Można by też rozważyć, czy odebrać wizy niektórym przedstawicielom Teheranu, czy też im je udzielić, zależnie od tego, co będzie skuteczniejsze. Należałoby też rozszerzyć kontakty z umiarkowanymi duchownymi, naukowcami i artystami z Iranu.

„Fakt, że prezydent Stanów Zjednoczonych Barack Obama zaoferował nowe relacje z rządzącymi Iranem, mogłoby utrudnić tamtejszemu rządowi zdyskredytowanie takich kontaktów. Po należytej przerwie Biały Dom powinien poważnie przyjrzeć się idei utworzenia w Teheranie ‘sekcji interesów’, by pozwolić na bezpośredni kontakt z narodem irańskim" – sugeruje gazeta.

Opisując ostatnie wydarzenia w Iranie „New York Times" ocenia, że władze najwyraźniej opanowały „największe wyzwanie dla ich represyjnych rządów po rewolucji islamskiej z 1979 roku”. Dziennik przyznaje: „nie ulega wątpliwości, że wydarzenia ostatnich tygodni utrudniły ofertę Obamy, by negocjować z Iranem. (...) Jednak Stany Zjednoczone i ich sojusznicy ciągle mają do czynienia z liderami niewyłonionymi w wyborach i budzącymi niesmak.

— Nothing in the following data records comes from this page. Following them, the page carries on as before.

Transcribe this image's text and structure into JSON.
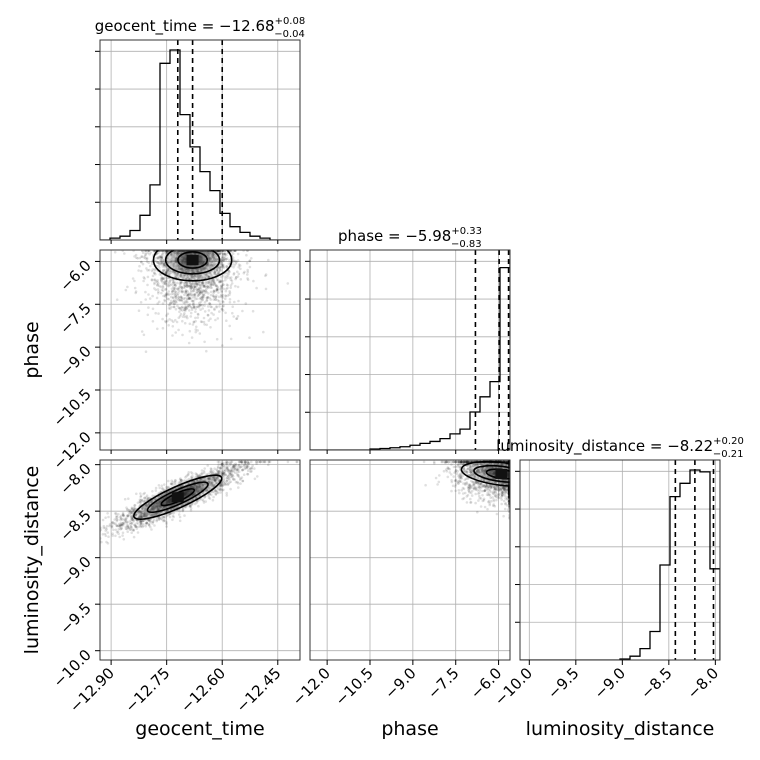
{
  "chart_data": {
    "type": "corner",
    "parameters": [
      {
        "name": "geocent_time",
        "label": "geocent_time",
        "range": [
          -12.93,
          -12.39
        ],
        "ticks": [
          -12.9,
          -12.75,
          -12.6,
          -12.45
        ],
        "tick_labels": [
          "−12.90",
          "−12.75",
          "−12.60",
          "−12.45"
        ],
        "title_main": "geocent_time = −12.68",
        "title_sup": "+0.08",
        "title_sub": "−0.04",
        "quantiles": [
          -12.72,
          -12.68,
          -12.6
        ],
        "hist_edges": [
          -12.93,
          -12.903,
          -12.876,
          -12.849,
          -12.822,
          -12.795,
          -12.768,
          -12.741,
          -12.714,
          -12.687,
          -12.66,
          -12.633,
          -12.606,
          -12.579,
          -12.552,
          -12.525,
          -12.498,
          -12.471,
          -12.444,
          -12.417,
          -12.39
        ],
        "hist_counts": [
          0,
          0.01,
          0.02,
          0.05,
          0.13,
          0.29,
          0.93,
          1.0,
          0.66,
          0.49,
          0.36,
          0.26,
          0.14,
          0.07,
          0.04,
          0.02,
          0.01,
          0,
          0,
          0
        ]
      },
      {
        "name": "phase",
        "label": "phase",
        "range": [
          -12.6,
          -5.6
        ],
        "ticks": [
          -12.0,
          -10.5,
          -9.0,
          -7.5,
          -6.0
        ],
        "tick_labels": [
          "−12.0",
          "−10.5",
          "−9.0",
          "−7.5",
          "−6.0"
        ],
        "title_main": "phase = −5.98",
        "title_sup": "+0.33",
        "title_sub": "−0.83",
        "quantiles": [
          -6.81,
          -5.98,
          -5.65
        ],
        "hist_edges": [
          -12.6,
          -12.25,
          -11.9,
          -11.55,
          -11.2,
          -10.85,
          -10.5,
          -10.15,
          -9.8,
          -9.45,
          -9.1,
          -8.75,
          -8.4,
          -8.05,
          -7.7,
          -7.35,
          -7.0,
          -6.65,
          -6.3,
          -5.95,
          -5.6
        ],
        "hist_counts": [
          0,
          0,
          0,
          0,
          0,
          0,
          0.005,
          0.008,
          0.012,
          0.017,
          0.025,
          0.035,
          0.045,
          0.06,
          0.085,
          0.11,
          0.2,
          0.28,
          0.36,
          0.96,
          1.0
        ]
      },
      {
        "name": "luminosity_distance",
        "label": "luminosity_distance",
        "range": [
          -10.1,
          -7.95
        ],
        "ticks": [
          -10.0,
          -9.5,
          -9.0,
          -8.5,
          -8.0
        ],
        "tick_labels": [
          "−10.0",
          "−9.5",
          "−9.0",
          "−8.5",
          "−8.0"
        ],
        "title_main": "luminosity_distance = −8.22",
        "title_sup": "+0.20",
        "title_sub": "−0.21",
        "quantiles": [
          -8.43,
          -8.22,
          -8.02
        ],
        "hist_edges": [
          -10.1,
          -9.9925,
          -9.885,
          -9.7775,
          -9.67,
          -9.5625,
          -9.455,
          -9.3475,
          -9.24,
          -9.1325,
          -9.025,
          -8.9175,
          -8.81,
          -8.7025,
          -8.595,
          -8.4875,
          -8.38,
          -8.2725,
          -8.165,
          -8.0575,
          -7.95
        ],
        "hist_counts": [
          0,
          0,
          0,
          0,
          0,
          0,
          0,
          0,
          0,
          0,
          0.005,
          0.02,
          0.06,
          0.15,
          0.5,
          0.86,
          0.93,
          1.0,
          0.99,
          0.48
        ]
      }
    ],
    "pairs": [
      {
        "x": "geocent_time",
        "y": "phase",
        "mode": [
          -12.68,
          -5.95
        ],
        "spread": [
          0.06,
          0.9
        ],
        "correlation": 0.0
      },
      {
        "x": "geocent_time",
        "y": "luminosity_distance",
        "mode": [
          -12.72,
          -8.35
        ],
        "spread": [
          0.09,
          0.18
        ],
        "correlation": 0.9
      },
      {
        "x": "phase",
        "y": "luminosity_distance",
        "mode": [
          -5.9,
          -8.1
        ],
        "spread": [
          0.8,
          0.15
        ],
        "correlation": -0.2
      }
    ],
    "grid": true
  }
}
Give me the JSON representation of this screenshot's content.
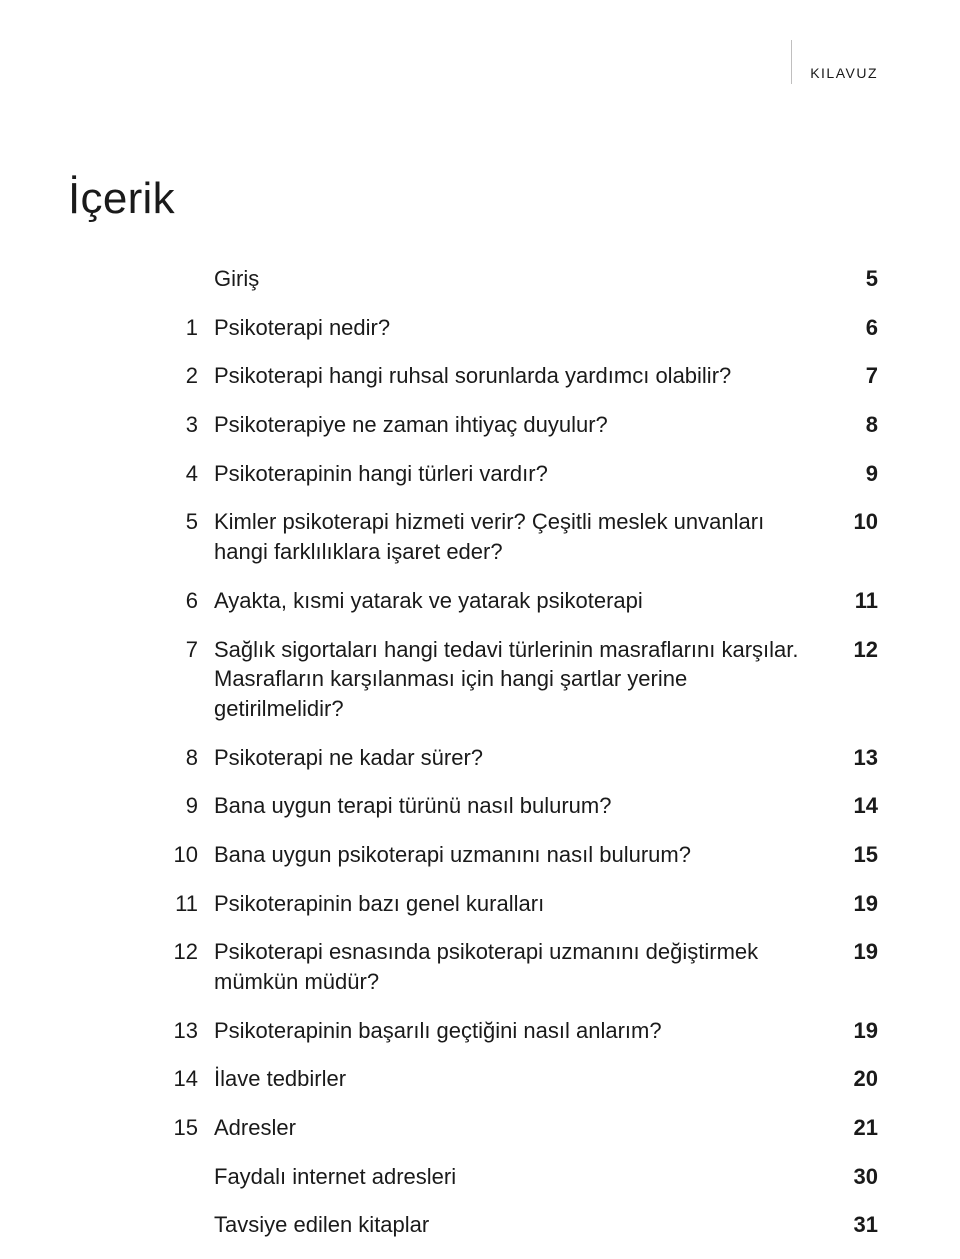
{
  "header": {
    "label": "KILAVUZ"
  },
  "title": "İçerik",
  "toc": [
    {
      "num": "",
      "text": "Giriş",
      "page": "5"
    },
    {
      "num": "1",
      "text": "Psikoterapi nedir?",
      "page": "6"
    },
    {
      "num": "2",
      "text": "Psikoterapi hangi ruhsal sorunlarda yardımcı olabilir?",
      "page": "7"
    },
    {
      "num": "3",
      "text": "Psikoterapiye ne zaman ihtiyaç duyulur?",
      "page": "8"
    },
    {
      "num": "4",
      "text": "Psikoterapinin hangi türleri vardır?",
      "page": "9"
    },
    {
      "num": "5",
      "text": "Kimler psikoterapi hizmeti verir? Çeşitli meslek unvanları hangi farklılıklara işaret eder?",
      "page": "10"
    },
    {
      "num": "6",
      "text": "Ayakta, kısmi yatarak ve yatarak psikoterapi",
      "page": "11"
    },
    {
      "num": "7",
      "text": "Sağlık sigortaları hangi tedavi türlerinin masraflarını karşılar. Masrafların karşılanması için hangi şartlar yerine getirilmelidir?",
      "page": "12"
    },
    {
      "num": "8",
      "text": "Psikoterapi ne kadar sürer?",
      "page": "13"
    },
    {
      "num": "9",
      "text": "Bana uygun terapi türünü nasıl bulurum?",
      "page": "14"
    },
    {
      "num": "10",
      "text": "Bana uygun psikoterapi uzmanını nasıl bulurum?",
      "page": "15"
    },
    {
      "num": "11",
      "text": "Psikoterapinin bazı genel kuralları",
      "page": "19"
    },
    {
      "num": "12",
      "text": "Psikoterapi esnasında psikoterapi uzmanını değiştirmek mümkün müdür?",
      "page": "19"
    },
    {
      "num": "13",
      "text": "Psikoterapinin başarılı geçtiğini nasıl anlarım?",
      "page": "19"
    },
    {
      "num": "14",
      "text": "İlave tedbirler",
      "page": "20"
    },
    {
      "num": "15",
      "text": "Adresler",
      "page": "21"
    },
    {
      "num": "",
      "text": "Faydalı internet adresleri",
      "page": "30"
    },
    {
      "num": "",
      "text": "Tavsiye edilen kitaplar",
      "page": "31"
    }
  ],
  "colors": {
    "text": "#1a1a1a",
    "divider": "#c0bfbf",
    "background": "#ffffff"
  },
  "typography": {
    "header_fontsize": 14,
    "title_fontsize": 44,
    "body_fontsize": 22,
    "page_fontweight": 700,
    "body_fontweight": 300
  }
}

A zbyt wiele jest ważnych tematów do rozmów”. Zdaniem „New York Times” z Teheranem rozmawiać trzeba o jego programie atomowym, pomocy w ustabilizowaniu Afganistanu oraz powstrzymaniu ingerencji w sprawy Iraku. 

„New York Times" popiera politykę Obamy, który mówi o „relacjach opartych na szacunku”, ale i o „wysokich kosztach” dla Iranu, jeśli nie porzuci on swych ambicji nuklearnych. Gazeta dodaje, że „zawsze niepokoiło nas to, że Europa, Rosja i Chiny nie wprowadziłyby ostrzejszych sankcji, gdyby Iran dokonał złego wyboru. Wydarzenia ostatnich tygodni przypominają, dlaczego tę linię należy utrzymać”.